DOI: 10.4172/2469-9764-C1-005

Abstract
Many treatment methods have been proposed for removal of pollutants from water. The feasibility of a natural gelatin from Sisymbrium irio seeds to remove dyes (methylene blue, and methyl orange) and reducing turbidity of kaolin water has been examined. Various natural materials were applied for removal of dyes, heavy metals, organic compounds and reducing turbidity from wastewater; however, some issues such as the presence of poisoning materials appeared due to utilization of those natural materials. Sisymbrium irio seed is widely used as medicine for treating some disease, indicating the edible seed is free poisoning. Various enzymatic degradation products are formed from Sisymbrium irio seed when the seed tissue is disrupted due to content glucosinolates. These products contribute to adsorbing anionic and cationic dyes from water in which the dyes are totally removed in all pH range of solutions; however, reduction in turbidity of kaolin water was not observed. The highest amount of natural gelatin was obtained in the pH range 5 to 7. A color reduction of over 99% was achieved at equilibrium using an methylene blue concentration of 200 mg/L with 5 g seed in the pH range 3 to 10 and also 98% methyl orange was removed in the pH range 5 to 10. A color changing of the Sisymbrium irio seed was observed form orange to dark blue after removal of methylene blue. The results show that the enzymatic degradation products are totally able to remove both cationic and anionic dyes that may have occurred due to bonding with various functional groups such as OH, SO3, SH, CN, etc. For this reason, no flocculation occurred in kaolin water without any surface charge to reduce turbidity.
Biography

Soraya Hosseini has completed her PhD in Chemical Engineering from University Kembangan Malaysia in 2010, followed by a series of Post-doctoral positions at University Putra Malaysia from 2010 to 2016 within the same department. Her PhD and the subsequent postdoctoral research have led to about 45 research papers published in high-profile scientific journals in the field.
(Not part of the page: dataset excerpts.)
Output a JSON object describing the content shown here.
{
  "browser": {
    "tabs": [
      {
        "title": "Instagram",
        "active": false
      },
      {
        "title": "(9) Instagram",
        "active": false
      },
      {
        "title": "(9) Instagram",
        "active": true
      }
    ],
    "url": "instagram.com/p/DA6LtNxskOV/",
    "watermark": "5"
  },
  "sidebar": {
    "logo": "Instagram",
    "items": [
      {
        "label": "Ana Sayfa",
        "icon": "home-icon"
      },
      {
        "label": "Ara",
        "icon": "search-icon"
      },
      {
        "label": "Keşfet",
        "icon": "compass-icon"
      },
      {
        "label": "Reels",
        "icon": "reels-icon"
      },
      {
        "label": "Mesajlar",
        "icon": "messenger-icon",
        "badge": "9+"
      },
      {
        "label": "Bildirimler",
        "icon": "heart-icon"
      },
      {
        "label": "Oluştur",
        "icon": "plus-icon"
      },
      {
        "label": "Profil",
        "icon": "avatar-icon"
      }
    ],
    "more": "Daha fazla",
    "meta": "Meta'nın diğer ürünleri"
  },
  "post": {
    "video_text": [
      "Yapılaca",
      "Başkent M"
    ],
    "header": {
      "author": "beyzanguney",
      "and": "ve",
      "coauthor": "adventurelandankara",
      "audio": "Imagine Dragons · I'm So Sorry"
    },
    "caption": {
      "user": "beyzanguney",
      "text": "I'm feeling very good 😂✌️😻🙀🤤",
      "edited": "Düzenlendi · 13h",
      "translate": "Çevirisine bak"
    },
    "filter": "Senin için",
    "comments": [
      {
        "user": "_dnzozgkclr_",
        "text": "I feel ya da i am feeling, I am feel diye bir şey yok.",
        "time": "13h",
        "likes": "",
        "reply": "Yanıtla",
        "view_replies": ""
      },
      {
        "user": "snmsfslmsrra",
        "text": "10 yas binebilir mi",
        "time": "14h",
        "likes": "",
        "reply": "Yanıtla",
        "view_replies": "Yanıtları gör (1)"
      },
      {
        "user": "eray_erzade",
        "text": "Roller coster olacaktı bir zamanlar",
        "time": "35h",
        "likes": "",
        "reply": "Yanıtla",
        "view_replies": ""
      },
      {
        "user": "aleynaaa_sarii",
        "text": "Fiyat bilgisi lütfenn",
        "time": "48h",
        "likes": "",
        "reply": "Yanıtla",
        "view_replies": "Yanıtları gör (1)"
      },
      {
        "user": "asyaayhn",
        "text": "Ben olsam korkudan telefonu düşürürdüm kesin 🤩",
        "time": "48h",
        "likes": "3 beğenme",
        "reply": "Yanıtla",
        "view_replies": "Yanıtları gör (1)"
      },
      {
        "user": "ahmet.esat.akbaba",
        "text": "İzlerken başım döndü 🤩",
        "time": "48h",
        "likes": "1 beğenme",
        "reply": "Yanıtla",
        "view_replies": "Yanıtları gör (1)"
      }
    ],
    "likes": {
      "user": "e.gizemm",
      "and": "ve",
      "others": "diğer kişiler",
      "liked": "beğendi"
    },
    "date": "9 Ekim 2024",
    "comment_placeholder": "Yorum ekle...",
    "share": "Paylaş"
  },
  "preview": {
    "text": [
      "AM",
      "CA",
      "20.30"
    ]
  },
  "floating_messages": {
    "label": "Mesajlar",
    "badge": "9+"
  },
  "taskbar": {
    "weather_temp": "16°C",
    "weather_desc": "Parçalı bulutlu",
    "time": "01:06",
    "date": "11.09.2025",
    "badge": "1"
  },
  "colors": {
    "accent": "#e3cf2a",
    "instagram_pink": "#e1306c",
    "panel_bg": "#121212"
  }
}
Although she has been actively involved in environmental research and catalyst fabrication, her main research interest falls in the area of the fabrication of anhydrous membranes in fuel cell application. She has also been developing a growing interest in the area of advanced materials and electrochemical reactions. She has also conducted in-depth research on the fabrication of biosensors, employed in a range of food and energy. Her current research is concentrated around the fabrication of biosensors and probing into their performance by means of electrochemical reaction and impedance spectroscopy.